Hrabstwo Fulton w stanie Georgia staje w obliczu cyberataku

Hrabstwo Fulton w stanie Georgia staje w obliczu cyberataku

Tylera Crossa Tylera Crossa
Opublikowany: 1 lutego 2024 r.

Hrabstwo Fulton w stanie Georgia stanęło w obliczu cyberataku ze strony ugrupowania zagrażającego, który spowodował awarie techniczne i problemy w całym hrabstwie. Atak został ujawniony w komunikacie prasowym Robba, przewodniczącego hrabstwa Fulton. Stwierdził, że przyczyną tego zdarzenia były problemy z systemem sądownictwa, systemem podatkowym i liniami telefonicznymi władz okręgowych.

Natychmiast zaangażowały się władze lokalne i FBI, rozpoczynając dochodzenie w celu ustalenia, co się stało.

„Chociaż nie możemy komentować żadnych konkretnych incydentów, FBI rutynowo doradza sektorowi publicznemu i prywatnemu w sprawie zagrożeń cybernetycznych, aby pomóc im chronić się przed działaniami cyberprzestępców” – powiedział rzecznik FBI. „Współpracujemy z naszymi partnerami międzyagencyjnymi, aby identyfikować, ścigać i pokonywać wszystkich uczestników cyberprzestępczości”.

Informacje są skąpe, ponieważ dochodzenie dopiero się rozpoczęło, ale w komunikacie prasowym hrabstwa Fulton zapewniono opinię publiczną, że przekaże nowe informacje tak szybko, jak to będzie możliwe. Nie wiadomo, czy przekazano wrażliwe informacje, czy też chodziło wyłącznie o zakłócenie porządku w hrabstwie.

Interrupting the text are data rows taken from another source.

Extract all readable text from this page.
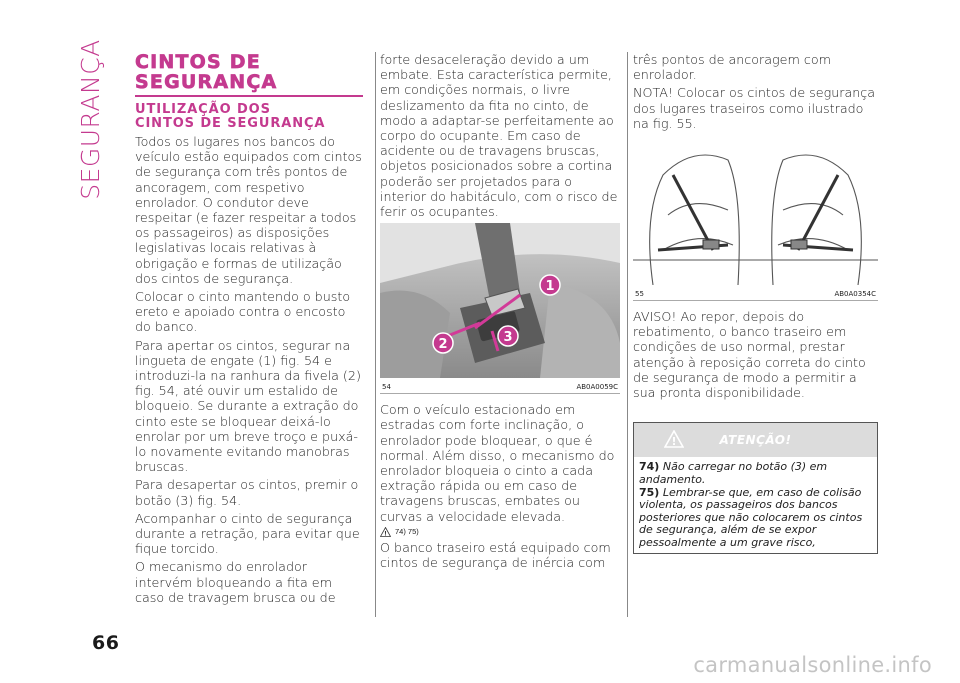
SEGURANÇA CINTOS DE
SEGURANÇA
UTILIZAÇÃO DOS
CINTOS DE SEGURANÇA

Todos os lugares nos bancos do veículo estão equipados com cintos de segurança com três pontos de ancoragem, com respetivo enrolador. O condutor deve respeitar (e fazer respeitar a todos os passageiros) as disposições legislativas locais relativas à obrigação e formas de utilização dos cintos de segurança.

Colocar o cinto mantendo o busto ereto e apoiado contra o encosto do banco.

Para apertar os cintos, segurar na lingueta de engate (1) fig. 54 e introduzi-la na ranhura da fivela (2) fig. 54, até ouvir um estalido de bloqueio. Se durante a extração do cinto este se bloquear deixá-lo enrolar por um breve troço e puxá-lo novamente evitando manobras bruscas.

Para desapertar os cintos, premir o botão (3) fig. 54.

Acompanhar o cinto de segurança durante a retração, para evitar que fique torcido.

O mecanismo do enrolador intervém bloqueando a fita em caso de travagem brusca ou de

forte desaceleração devido a um embate. Esta característica permite, em condições normais, o livre deslizamento da fita no cinto, de modo a adaptar-se perfeitamente ao corpo do ocupante. Em caso de acidente ou de travagens bruscas, objetos posicionados sobre a cortina poderão ser projetados para o interior do habitáculo, com o risco de ferir os ocupantes.

1
2	3
54	AB0A0059C

Com o veículo estacionado em estradas com forte inclinação, o enrolador pode bloquear, o que é normal. Além disso, o mecanismo do enrolador bloqueia o cinto a cada extração rápida ou em caso de travagens bruscas, embates ou curvas a velocidade elevada.

! 74) 75)

O banco traseiro está equipado com cintos de segurança de inércia com

três pontos de ancoragem com enrolador.

NOTA! Colocar os cintos de segurança dos lugares traseiros como ilustrado na fig. 55.

55	AB0A0354C

AVISO! Ao repor, depois do rebatimento, o banco traseiro em condições de uso normal, prestar atenção à reposição correta do cinto de segurança de modo a permitir a sua pronta disponibilidade.

!	ATENÇÃO!

74) Não carregar no botão (3) em andamento.

75) Lembrar-se que, em caso de colisão violenta, os passageiros dos bancos posteriores que não colocarem os cintos de segurança, além de se expor pessoalmente a um grave risco,

66
carmanualsonline.info
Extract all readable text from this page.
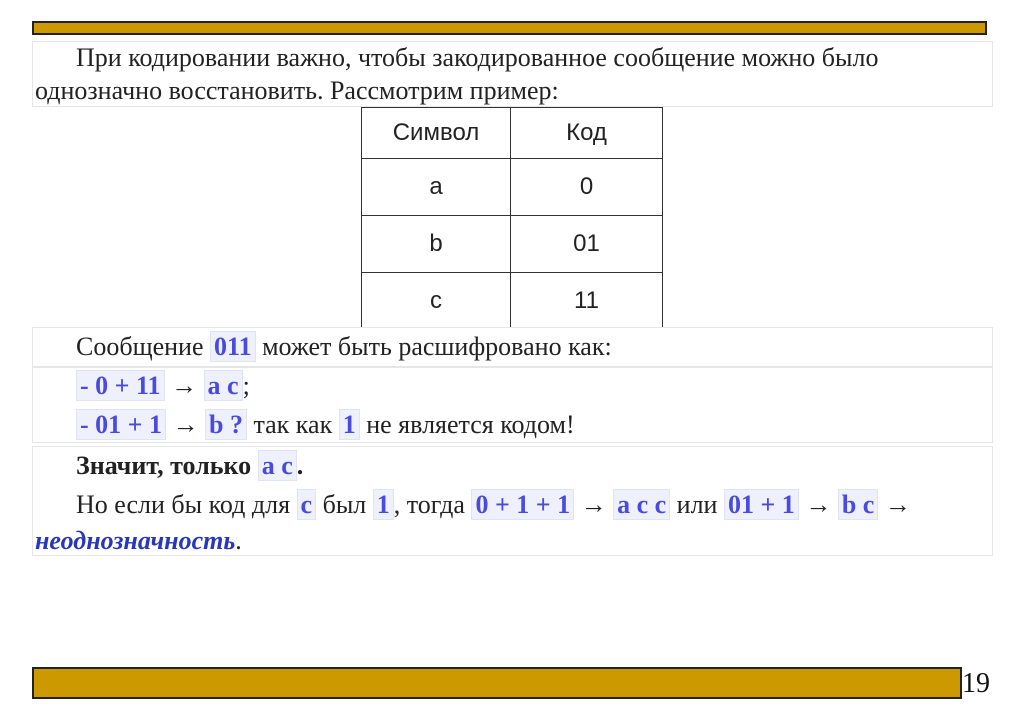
При кодировании важно, чтобы закодированное сообщение можно было
однозначно восстановить. Рассмотрим пример:
Символ	Код
a	0
b	01
c	11
Сообщение 011 может быть расшифровано как:
- 0 + 11 → a c ;
- 01 + 1 → b ? так как 1 не является кодом!
Значит, только a c .
Но если бы код для c был 1 , тогда 0 + 1 + 1 → a c c или 01 + 1 → b c →
неоднозначность.
19
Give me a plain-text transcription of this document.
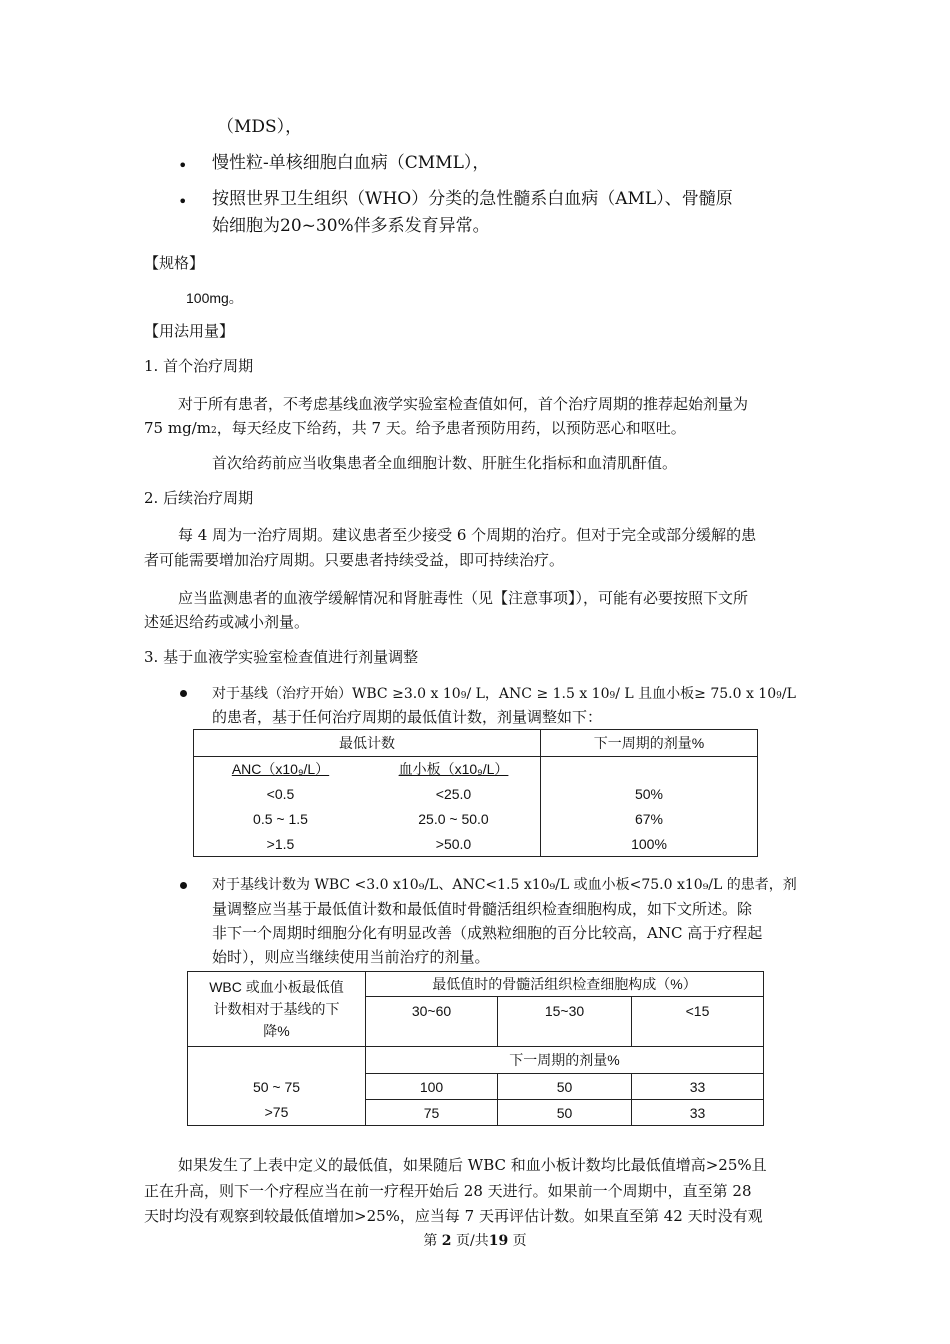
（MDS），
• 慢性粒-单核细胞白血病（CMML），
• 按照世界卫生组织（WHO）分类的急性髓系白血病（AML）、骨髓原
始细胞为20~30%伴多系发育异常。
【规格】
100mg。
【用法用量】
1. 首个治疗周期
对于所有患者，不考虑基线血液学实验室检查值如何，首个治疗周期的推荐起始剂量为
75 mg/m2，每天经皮下给药，共 7 天。给予患者预防用药，以预防恶心和呕吐。
首次给药前应当收集患者全血细胞计数、肝脏生化指标和血清肌酐值。
2. 后续治疗周期
每 4 周为一治疗周期。建议患者至少接受 6 个周期的治疗。但对于完全或部分缓解的患
者可能需要增加治疗周期。只要患者持续受益，即可持续治疗。
应当监测患者的血液学缓解情况和肾脏毒性（见【注意事项】），可能有必要按照下文所
述延迟给药或减小剂量。
3. 基于血液学实验室检查值进行剂量调整
对于基线（治疗开始）WBC ≥3.0 x 109/ L，ANC ≥ 1.5 x 109/ L 且血小板≥ 75.0 x 109/L
的患者，基于任何治疗周期的最低值计数，剂量调整如下：
最低计数		下一周期的剂量%
ANC（x10₉/L）	血小板（x10₉/L）	
<0.5	<25.0	50%
0.5 ~ 1.5	25.0 ~ 50.0	67%
>1.5	>50.0	100%
对于基线计数为 WBC <3.0 x10₉/L、ANC<1.5 x10₉/L 或血小板<75.0 x10₉/L 的患者，剂
量调整应当基于最低值计数和最低值时骨髓活组织检查细胞构成，如下文所述。除
非下一个周期时细胞分化有明显改善（成熟粒细胞的百分比较高，ANC 高于疗程起
始时），则应当继续使用当前治疗的剂量。
WBC 或血小板最低值
计数相对于基线的下
降%	最低值时的骨髓活组织检查细胞构成（%）		
	30~60	15~30	<15
	下一周期的剂量%		
50 ~ 75	100	50	33
>75	75	50	33
如果发生了上表中定义的最低值，如果随后 WBC 和血小板计数均比最低值增高>25%且
正在升高，则下一个疗程应当在前一疗程开始后 28 天进行。如果前一个周期中，直至第 28
天时均没有观察到较最低值增加>25%，应当每 7 天再评估计数。如果直至第 42 天时没有观
第 2 页/共19 页
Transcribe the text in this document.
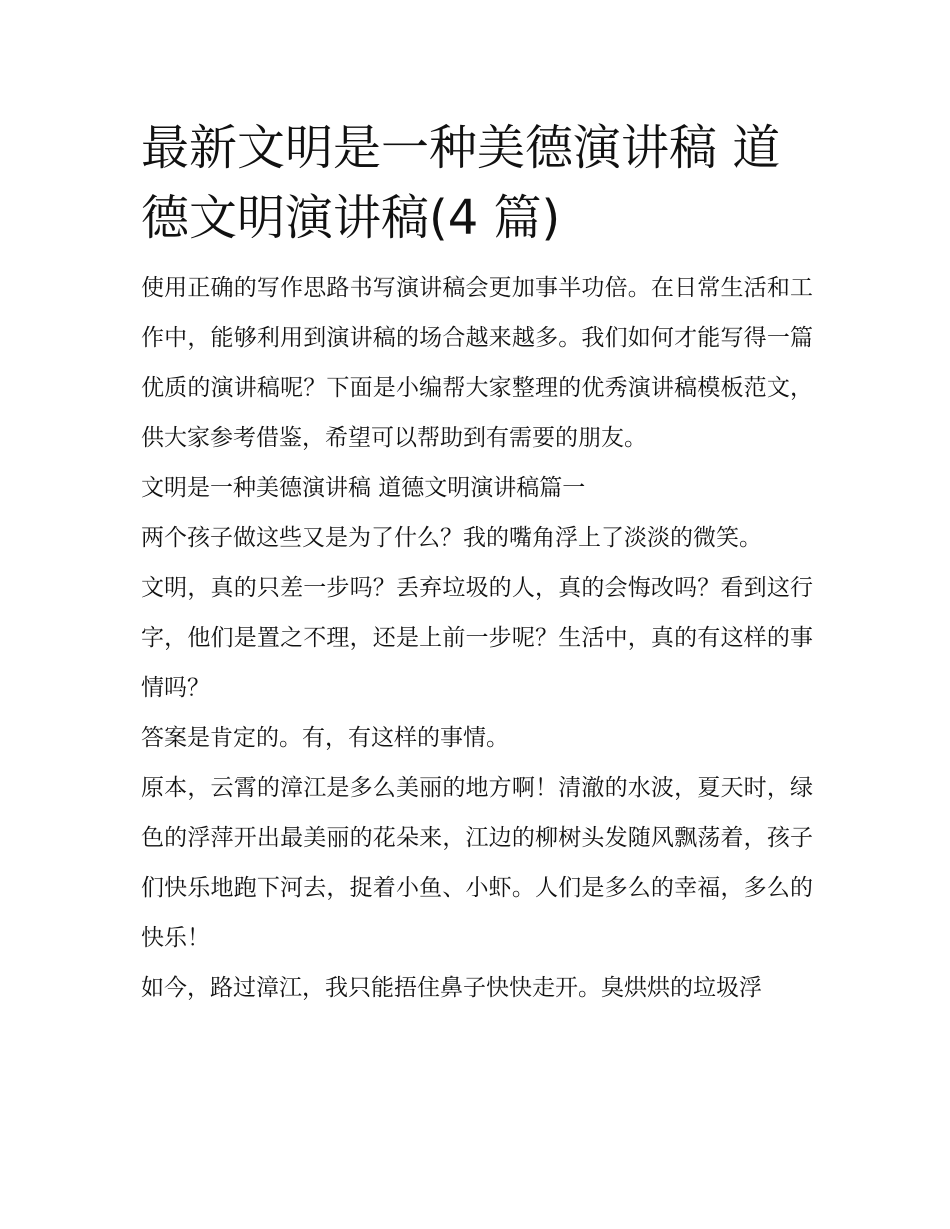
最新文明是一种美德演讲稿 道德文明演讲稿(4 篇)

使用正确的写作思路书写演讲稿会更加事半功倍。在日常生活和工作中，能够利用到演讲稿的场合越来越多。我们如何才能写得一篇优质的演讲稿呢？下面是小编帮大家整理的优秀演讲稿模板范文，供大家参考借鉴，希望可以帮助到有需要的朋友。

文明是一种美德演讲稿 道德文明演讲稿篇一

两个孩子做这些又是为了什么？我的嘴角浮上了淡淡的微笑。

文明，真的只差一步吗？丢弃垃圾的人，真的会悔改吗？看到这行字，他们是置之不理，还是上前一步呢？生活中，真的有这样的事情吗？

答案是肯定的。有，有这样的事情。

原本，云霄的漳江是多么美丽的地方啊！清澈的水波，夏天时，绿色的浮萍开出最美丽的花朵来，江边的柳树头发随风飘荡着，孩子们快乐地跑下河去，捉着小鱼、小虾。人们是多么的幸福，多么的快乐！

如今，路过漳江，我只能捂住鼻子快快走开。臭烘烘的垃圾浮
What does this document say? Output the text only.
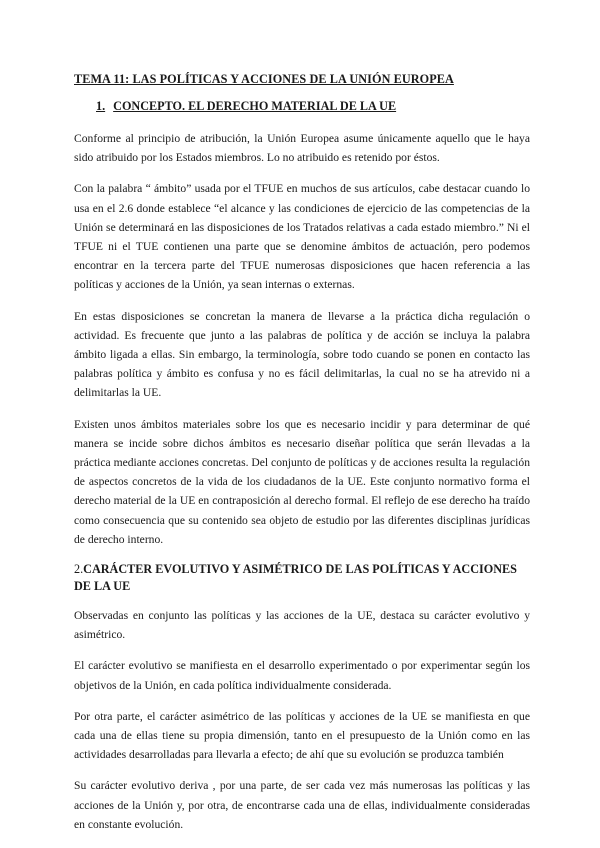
TEMA 11: LAS POLÍTICAS Y ACCIONES DE LA UNIÓN EUROPEA
1. CONCEPTO. EL DERECHO MATERIAL DE LA UE

Conforme al principio de atribución, la Unión Europea asume únicamente aquello que le haya sido atribuido por los Estados miembros. Lo no atribuido es retenido por éstos.

Con la palabra “ ámbito” usada por el TFUE en muchos de sus artículos, cabe destacar cuando lo usa en el 2.6 donde establece “el alcance y las condiciones de ejercicio de las competencias de la Unión se determinará en las disposiciones de los Tratados relativas a cada estado miembro.” Ni el TFUE ni el TUE contienen una parte que se denomine ámbitos de actuación, pero podemos encontrar en la tercera parte del TFUE numerosas disposiciones que hacen referencia a las políticas y acciones de la Unión, ya sean internas o externas.

En estas disposiciones se concretan la manera de llevarse a la práctica dicha regulación o actividad. Es frecuente que junto a las palabras de política y de acción se incluya la palabra ámbito ligada a ellas. Sin embargo, la terminología, sobre todo cuando se ponen en contacto las palabras política y ámbito es confusa y no es fácil delimitarlas, la cual no se ha atrevido ni a delimitarlas la UE.

Existen unos ámbitos materiales sobre los que es necesario incidir y para determinar de qué manera se incide sobre dichos ámbitos es necesario diseñar política que serán llevadas a la práctica mediante acciones concretas. Del conjunto de políticas y de acciones resulta la regulación de aspectos concretos de la vida de los ciudadanos de la UE. Este conjunto normativo forma el derecho material de la UE en contraposición al derecho formal. El reflejo de ese derecho ha traído como consecuencia que su contenido sea objeto de estudio por las diferentes disciplinas jurídicas de derecho interno.

2.CARÁCTER EVOLUTIVO Y ASIMÉTRICO DE LAS POLÍTICAS Y ACCIONES DE LA UE

Observadas en conjunto las políticas y las acciones de la UE, destaca su carácter evolutivo y asimétrico.

El carácter evolutivo se manifiesta en el desarrollo experimentado o por experimentar según los objetivos de la Unión, en cada política individualmente considerada.

Por otra parte, el carácter asimétrico de las políticas y acciones de la UE se manifiesta en que cada una de ellas tiene su propia dimensión, tanto en el presupuesto de la Unión como en las actividades desarrolladas para llevarla a efecto; de ahí que su evolución se produzca también

Su carácter evolutivo deriva , por una parte, de ser cada vez más numerosas las políticas y las acciones de la Unión y, por otra, de encontrarse cada una de ellas, individualmente consideradas en constante evolución.
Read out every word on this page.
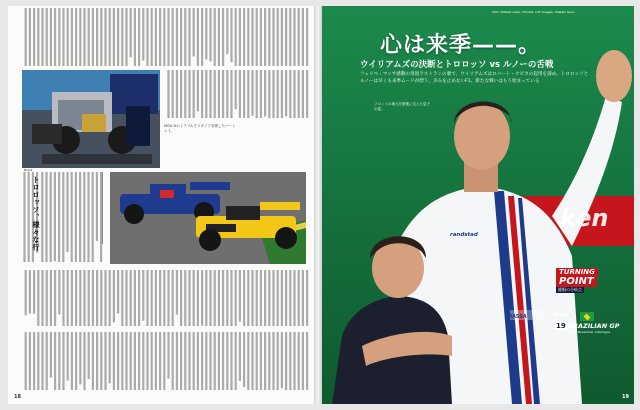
MGU-Hのトラブルでリタイアを喫したハートレイ。
Brazil
トロロッソ、様々な行
18
Text: Hideaki Gaan / Photos: LAT Images, Hideaki Gaan
心は来季——。
ウイリアムズの決断とトロロッソ vs ルノーの舌戦
フェリペ・マッサ感動の母国ラストランの裏で、ウイリアムズはロバート・クビカの起用を諦め、トロロッソとルノーは早くも来季ムードが漂う。歩みを止めないF1。新たな戦いはもう始まっている
フロントの地元を最後に支えた息子の姿。
ken
randstad
MASSA
TURNING
POINT
鍵眼の分岐点
Round
19 BRAZILIAN GP
12-10 November, Interlagos
19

Incydent dramatycznie dotknął także Atlantę, ponieważ ponad 85% pracy prokuratorów pochodzi z Fulton. Na chwilę obecną nie ma szacunków, kiedy awarie się zakończą. Hrabstwo pracuje nad przywróceniem systemów do trybu online i do stanu funkcjonalnego, ale może to zająć dużo czasu.

Choć na razie są to wyłącznie spekulacje, możliwe, że ataki były motywowane politycznie. To sędzia hrabstwa Fulton (Fani Willis) oskarżył Donalda Trumpa i 18 współpracowników o ingerencję w wybory. 4 zostały już postawione zarzuty.

Jest całkiem możliwe, że atak został zorganizowany w celu sabotowania procesów. Hakerom nie udało się uzyskać plików związanych ze sprawą sądową Trumpa, ponieważ są one zabezpieczone unikalnymi zabezpieczeniami cybernetycznymi.

„Wszystkie materiały związane ze sprawą wyborczą są przechowywane w oddzielnym, bardzo bezpiecznym systemie, który nie został zhakowany i którego zadaniem jest niezwykle utrudnienie, jeśli nie uniemożliwienie nieautoryzowanego dostępu” – pisze Willis.

Jednak atak nadal dramatycznie spowalnia zdolność sądu do ścigania Trumpa i pozostałych współpracowników.